Сцена с уральской ворожеей — одно из многих мест в этом романе, где видно, как ценности рассказчика и героя расходятся между собой. Рассказчик оценивает фольклорное исполнение Кубарихи как «тиранию предания» и «невразумительный вздор» (374). Юрий, однако, верит гаданию: он влюблен, одинок, ему нужна помощь. Как известно со времен Хозяйки Достоевского, именно в таком состоянии русские интеллигенты особенно чувствительны к народной мистике. Пастернаковский рассказчик иронизирует над теми проявлениями народного быта, от которых приходили в умиление русские романисты 19-го века.
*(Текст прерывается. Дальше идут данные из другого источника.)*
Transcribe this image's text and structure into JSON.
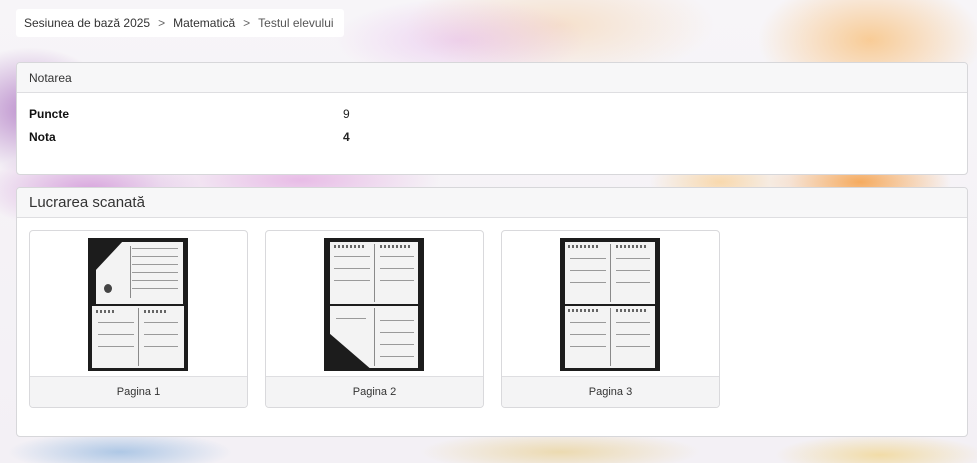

Самдевятов, оборотистый сибирский юрист, возводит свою былинную фамилию к князьям Сан Донато и издевается над толстовской тягой Живаго к земле; и действительно, Юрий счастлив, когда гуманитарная помощь этого Самдевятова освобождает его от крестьянского труда. Сказочный сибирский кузнец с античным именем Вакх, о котором детям рассказывали, будто он себе выковал внутренности из железа, оказывается не более чем местным чудаком, в речи которого «следы исчезнувших древнерусских форм, татарские наслоения и областные особенности перемешивались с невразумительностями его собственного изобретения» (278).

Показывая жестокость, придурь, жалкую покорность простых людей, московские и сибирские главы романа свободны от народнического сантимента. Вслед за Даром, Живаго описывает «пастушескую простоту» народнической литературы как «явление книжного порядка, занесенное не из деревни, а с библиотечных полок академических хранилищ». Сам Живаго со знанием дела издевается над неонародничеством образца Первой мировой войны: «это своего рода новый Даль, такой же выдуманный, лингвистическая графомания словесного недержания» (133)[825]. Продолжая полемику с Блоком и со всей традицией русского народничества, Пастернак создает изощренные модели того, что в академической традиции называют народной и высокой культурами[826]. На двух трупах, подобранных на поле Гражданской войны, доктор Живаго находит записки с одним и тем же текстом, девяностым псалмом. У мертвого партизана текст изменен «искажениями, которые вносит народ в молитвы, постепенно удаляющиеся от подлинника от повторения к повторению» (343). У выжившего белогвардейца текст аутентичен и, как «амулет», спасает его от пули. В народе живут идеи, которые приходят к нему из высших классов, но от повторений и искажений перестают работать. В этом судьба самой революции. Как говорит Гордон, «задуманное идеально, возвышенно — грубело, овеществляясь […] Так русское просвещение стало русской революцией» (517).